Traductor

domingo, 1 de abril de 2018

Lo que verdaderamente importa



Por James Cifuentes Maldonado
 
Ayer en la radio escuché una entrevista maravillosa, una historia de vida de esas que uno necesita repasar con alguna frecuencia, para no perder el sentido de lo que somos; muy propicia como testimonio para nuestros hijos, que si la lógica impera en los hogares de hoy, han enfrentado una existencia muy diferente de la que debimos afrontar nosotros, no solo por el tema de los recursos escasos sino porque el entorno actual es mucho más propicio y más garantista para ellos, al punto de que puede llegar a atrofiarlos, no solamente en el cuerpo, sino, lo que es peor, amenaza con no dejarles desarrollar la mente y el alma.

Miriam Fernández, una española de 28 años, cuenta un relato que muy pocos pueden; se ha abierto camino en un mundo que le ha sido adverso desde cuando nació, superando los diagnósticos médicos que la condenaban a la inmovilidad por causa de una parálisis cerebral que hacía que sus piernas no respondieran para apoyarse y menos para caminar.

Con el apoyo familiar, con mucha terapia, con un caminador y un inquebrantable espíritu de superación, Miriam estudió y se graduó, luchando contra los prejuicios; pero no se detuvo ahí, además se hizo nadadora, pero no una más, porque llegó a ser campeona nacional en su país; ahora es cantante y de tanto mostrar y contar su historia se ha convertido en una activista y conferencista de la vida, que toca a nuestras puertas para hacernos una pregunta ¿Qué es lo que en verdad importa?

Los jóvenes de hoy, y en muchos casos los adultos, no saben hasta dónde pueden llegar o no saben de qué pueden ser capaces, con el privilegio de tener todas las facultades físicas, un mayor apoyo y una economía más solvente. Es absurdo pero nuestros chicos se bloquean y se trauman porque deben ir a la tienda caminando, porque se dañó el WiFi o porque no hay agua caliente, y lo más grave no es eso, sino que los papás nos desesperamos con ellos.

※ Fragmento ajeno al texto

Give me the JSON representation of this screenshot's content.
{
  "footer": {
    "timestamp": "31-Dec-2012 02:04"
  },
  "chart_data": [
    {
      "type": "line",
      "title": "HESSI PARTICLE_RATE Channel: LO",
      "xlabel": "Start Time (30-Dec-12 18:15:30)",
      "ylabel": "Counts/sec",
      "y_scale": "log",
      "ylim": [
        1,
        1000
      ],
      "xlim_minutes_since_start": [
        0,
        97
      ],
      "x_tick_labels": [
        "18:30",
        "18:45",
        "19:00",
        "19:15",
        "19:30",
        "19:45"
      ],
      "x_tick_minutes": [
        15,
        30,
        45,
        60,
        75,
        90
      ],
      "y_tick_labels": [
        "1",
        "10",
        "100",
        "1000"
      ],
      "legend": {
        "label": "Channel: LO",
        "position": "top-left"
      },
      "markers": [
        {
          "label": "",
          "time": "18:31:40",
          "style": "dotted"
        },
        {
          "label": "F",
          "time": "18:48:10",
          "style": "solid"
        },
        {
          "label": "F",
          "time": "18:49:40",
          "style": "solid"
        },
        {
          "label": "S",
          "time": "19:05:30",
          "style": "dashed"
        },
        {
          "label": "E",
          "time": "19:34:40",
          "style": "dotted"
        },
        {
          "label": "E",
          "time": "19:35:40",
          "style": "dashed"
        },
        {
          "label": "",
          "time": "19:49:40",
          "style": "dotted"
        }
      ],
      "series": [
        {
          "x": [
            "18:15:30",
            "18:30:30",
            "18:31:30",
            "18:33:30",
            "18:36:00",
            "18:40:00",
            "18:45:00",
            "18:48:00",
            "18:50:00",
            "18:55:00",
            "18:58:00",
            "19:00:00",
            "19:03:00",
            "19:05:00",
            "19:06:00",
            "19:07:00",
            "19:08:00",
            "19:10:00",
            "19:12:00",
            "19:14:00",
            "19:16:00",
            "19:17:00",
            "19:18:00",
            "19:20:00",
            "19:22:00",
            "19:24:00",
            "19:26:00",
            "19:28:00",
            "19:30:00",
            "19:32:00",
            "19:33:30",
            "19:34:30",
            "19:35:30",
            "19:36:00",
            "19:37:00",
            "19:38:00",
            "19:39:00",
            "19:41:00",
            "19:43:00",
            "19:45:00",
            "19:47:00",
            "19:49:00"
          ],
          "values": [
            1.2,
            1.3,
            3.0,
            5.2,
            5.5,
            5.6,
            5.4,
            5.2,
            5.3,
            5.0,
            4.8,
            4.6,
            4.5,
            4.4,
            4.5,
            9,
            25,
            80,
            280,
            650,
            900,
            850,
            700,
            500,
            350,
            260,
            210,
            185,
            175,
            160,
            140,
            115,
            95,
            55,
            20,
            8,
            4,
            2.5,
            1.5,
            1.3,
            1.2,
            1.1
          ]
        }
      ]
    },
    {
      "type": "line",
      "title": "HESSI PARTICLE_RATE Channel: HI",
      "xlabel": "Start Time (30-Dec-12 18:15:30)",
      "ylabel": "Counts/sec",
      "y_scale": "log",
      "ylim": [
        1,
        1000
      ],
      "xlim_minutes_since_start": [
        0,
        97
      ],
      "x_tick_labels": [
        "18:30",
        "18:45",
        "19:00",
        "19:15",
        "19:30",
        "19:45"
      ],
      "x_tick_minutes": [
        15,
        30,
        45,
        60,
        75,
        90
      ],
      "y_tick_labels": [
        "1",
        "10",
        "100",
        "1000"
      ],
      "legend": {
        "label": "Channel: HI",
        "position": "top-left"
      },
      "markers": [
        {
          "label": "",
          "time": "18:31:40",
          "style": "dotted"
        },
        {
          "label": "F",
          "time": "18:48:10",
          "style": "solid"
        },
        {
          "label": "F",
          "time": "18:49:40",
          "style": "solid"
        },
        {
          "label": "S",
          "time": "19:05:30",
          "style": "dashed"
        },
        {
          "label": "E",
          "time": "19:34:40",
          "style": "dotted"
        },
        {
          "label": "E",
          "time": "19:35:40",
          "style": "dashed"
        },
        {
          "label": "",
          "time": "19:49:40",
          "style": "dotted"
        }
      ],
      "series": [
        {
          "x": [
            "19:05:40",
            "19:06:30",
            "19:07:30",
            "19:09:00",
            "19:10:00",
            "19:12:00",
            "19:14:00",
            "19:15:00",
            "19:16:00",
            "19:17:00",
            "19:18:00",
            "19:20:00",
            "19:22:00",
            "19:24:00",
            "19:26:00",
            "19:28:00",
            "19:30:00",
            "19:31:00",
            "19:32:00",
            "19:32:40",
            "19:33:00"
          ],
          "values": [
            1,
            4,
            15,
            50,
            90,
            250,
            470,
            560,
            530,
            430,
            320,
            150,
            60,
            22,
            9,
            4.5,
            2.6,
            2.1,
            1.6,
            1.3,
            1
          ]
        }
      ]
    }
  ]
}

Respondiendo la pregunta de Miriam, lo que verdaderamente importa está por dentro; está en las ganas de vivir y de valerse por sí mismos, atributos con los que todos nacemos pero que muchas veces no dejamos que afloren en nuestros hijos, porque creemos que amarlos es sobreprotegerlos, que nuestra misión como padres es no dejarlos sufrir, que todo lo tengan, que nada les falte; simplemente porque son “mi muchacho” o “mi muchacha”, cuando en realidad no son nuestros, cuando se deben a ellos mismos, y de nada servirán nuestras alcahueterías cuando deban enfrentar el camino a solas.